IPTV faces content difficulties
Major content providers are playing hard to get with IPTV start-ups. Though the new technology could lead to entirely new ways of watching TV, the motion picture studios are not yet convinced.
Part of the problem has to do with how powerful the technology is. Because IPTV uses huge centralized servers to deliver video into consumers’ homes, it can support a nearly unlimited number of channels and allow customers to pick from an à la carte channel selection. It can offer events available “on demand” at the push of the button.
IPTV differs from earlier forms of Internet-based TV in that, while the video signal is encoded just like data over the Web, it travels solely over the telco’s own servers and network. Viewers will find the experience akin to watching digital cable, rather than streaming video on the Web.
But the technology matters only if the movie studios and other content providers play along. Walt Disney hasn’t signed with any outside distributor to provide its movies for video-on-demand.
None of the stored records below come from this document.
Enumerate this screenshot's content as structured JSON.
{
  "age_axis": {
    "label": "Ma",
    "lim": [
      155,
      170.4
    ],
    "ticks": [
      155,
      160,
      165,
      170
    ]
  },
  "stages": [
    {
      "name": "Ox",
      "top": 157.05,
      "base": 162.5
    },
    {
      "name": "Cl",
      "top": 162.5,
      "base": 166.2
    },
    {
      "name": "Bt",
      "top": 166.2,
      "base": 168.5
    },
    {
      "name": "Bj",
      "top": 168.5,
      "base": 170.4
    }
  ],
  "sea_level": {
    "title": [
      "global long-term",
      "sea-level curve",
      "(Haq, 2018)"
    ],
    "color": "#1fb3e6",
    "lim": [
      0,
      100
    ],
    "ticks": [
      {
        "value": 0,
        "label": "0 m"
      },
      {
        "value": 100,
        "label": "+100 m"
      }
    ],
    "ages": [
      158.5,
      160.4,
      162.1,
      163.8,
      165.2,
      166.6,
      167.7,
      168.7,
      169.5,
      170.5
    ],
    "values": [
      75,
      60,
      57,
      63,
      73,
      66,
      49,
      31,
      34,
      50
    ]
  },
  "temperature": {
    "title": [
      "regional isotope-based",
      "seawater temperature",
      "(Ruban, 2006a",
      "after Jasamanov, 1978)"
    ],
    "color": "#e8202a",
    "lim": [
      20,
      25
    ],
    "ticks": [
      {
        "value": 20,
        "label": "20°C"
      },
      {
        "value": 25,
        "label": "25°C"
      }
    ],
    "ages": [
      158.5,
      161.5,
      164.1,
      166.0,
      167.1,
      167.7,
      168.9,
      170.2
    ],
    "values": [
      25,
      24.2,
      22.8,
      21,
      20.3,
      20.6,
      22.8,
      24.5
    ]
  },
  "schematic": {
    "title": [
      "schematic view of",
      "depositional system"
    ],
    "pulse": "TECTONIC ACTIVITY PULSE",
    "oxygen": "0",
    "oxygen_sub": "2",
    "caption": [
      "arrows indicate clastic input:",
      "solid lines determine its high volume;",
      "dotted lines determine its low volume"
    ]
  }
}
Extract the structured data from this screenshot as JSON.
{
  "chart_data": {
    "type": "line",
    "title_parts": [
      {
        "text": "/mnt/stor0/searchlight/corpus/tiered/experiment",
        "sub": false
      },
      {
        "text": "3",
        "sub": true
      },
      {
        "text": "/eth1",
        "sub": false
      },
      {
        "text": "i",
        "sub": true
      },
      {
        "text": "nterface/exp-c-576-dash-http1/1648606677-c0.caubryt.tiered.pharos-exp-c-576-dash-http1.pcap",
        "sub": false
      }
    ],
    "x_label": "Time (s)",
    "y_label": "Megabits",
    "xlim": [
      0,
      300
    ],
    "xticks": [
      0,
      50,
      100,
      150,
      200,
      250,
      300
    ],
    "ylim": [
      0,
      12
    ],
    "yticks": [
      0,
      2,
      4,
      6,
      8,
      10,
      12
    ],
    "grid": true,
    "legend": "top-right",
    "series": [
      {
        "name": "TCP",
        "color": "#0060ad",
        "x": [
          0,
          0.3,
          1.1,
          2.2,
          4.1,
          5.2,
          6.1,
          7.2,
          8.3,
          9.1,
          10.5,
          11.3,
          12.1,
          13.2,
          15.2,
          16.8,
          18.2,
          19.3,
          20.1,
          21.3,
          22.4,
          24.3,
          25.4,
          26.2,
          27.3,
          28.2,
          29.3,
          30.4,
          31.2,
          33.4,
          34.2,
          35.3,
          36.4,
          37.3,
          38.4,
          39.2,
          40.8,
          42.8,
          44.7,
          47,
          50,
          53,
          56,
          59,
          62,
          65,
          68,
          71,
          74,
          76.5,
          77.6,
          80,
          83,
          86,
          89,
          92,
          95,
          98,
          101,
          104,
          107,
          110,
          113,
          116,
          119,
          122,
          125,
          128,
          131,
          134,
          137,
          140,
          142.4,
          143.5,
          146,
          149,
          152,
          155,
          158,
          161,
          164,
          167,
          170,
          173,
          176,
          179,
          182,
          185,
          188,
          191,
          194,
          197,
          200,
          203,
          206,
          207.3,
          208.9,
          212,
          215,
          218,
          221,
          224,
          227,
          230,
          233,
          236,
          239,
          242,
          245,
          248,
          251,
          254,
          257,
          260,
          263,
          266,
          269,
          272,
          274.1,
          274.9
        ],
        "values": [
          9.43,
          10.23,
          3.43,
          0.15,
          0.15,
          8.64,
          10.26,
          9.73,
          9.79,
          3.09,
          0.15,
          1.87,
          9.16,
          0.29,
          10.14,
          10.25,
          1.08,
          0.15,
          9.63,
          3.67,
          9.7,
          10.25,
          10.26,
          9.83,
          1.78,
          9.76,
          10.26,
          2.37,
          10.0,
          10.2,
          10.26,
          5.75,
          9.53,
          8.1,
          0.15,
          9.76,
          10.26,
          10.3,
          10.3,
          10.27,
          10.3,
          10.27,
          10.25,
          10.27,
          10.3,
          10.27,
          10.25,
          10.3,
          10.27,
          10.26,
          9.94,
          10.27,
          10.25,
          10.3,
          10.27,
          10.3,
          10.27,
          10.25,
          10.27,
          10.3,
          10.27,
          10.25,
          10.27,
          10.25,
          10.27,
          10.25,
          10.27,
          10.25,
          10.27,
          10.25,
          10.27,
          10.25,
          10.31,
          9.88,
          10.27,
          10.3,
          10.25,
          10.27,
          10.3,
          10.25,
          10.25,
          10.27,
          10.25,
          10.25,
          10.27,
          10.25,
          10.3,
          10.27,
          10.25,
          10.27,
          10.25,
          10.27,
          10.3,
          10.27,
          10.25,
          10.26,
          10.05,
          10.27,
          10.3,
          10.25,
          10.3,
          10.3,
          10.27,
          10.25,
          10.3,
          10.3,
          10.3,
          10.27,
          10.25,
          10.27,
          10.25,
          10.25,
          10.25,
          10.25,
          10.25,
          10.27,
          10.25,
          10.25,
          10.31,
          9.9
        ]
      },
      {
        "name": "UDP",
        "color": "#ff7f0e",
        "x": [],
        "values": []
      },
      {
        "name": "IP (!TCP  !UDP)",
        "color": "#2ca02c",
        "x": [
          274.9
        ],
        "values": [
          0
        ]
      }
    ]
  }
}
Likewise, most studios have agreed to only limited video-on-demand distribution, fearing it could cut into revenues from rentals and DVD sales — now generating bigger income streams than the box office itself.
So far, the telcos, led by SBC, Verizon and BellSouth, are moving ahead with their plans for three of the biggest IPTV deployments in the world. When completed in less than two years, SBC’s service will extend to 18 million homes in 13 states and cost an estimated $4 billion. It also puts the telecom in direct competition with cable companies who are, in turn, venturing onto Baby Bell turf by offering phone service.
It’s clear the big studios and other content providers are uneasy about jumping on board the IPTV bandwagon, it may be impossible for the new distribution technology to truly come into its own. The telcos have hired teams of program executives to try to turn around a very challenging situation, the report said.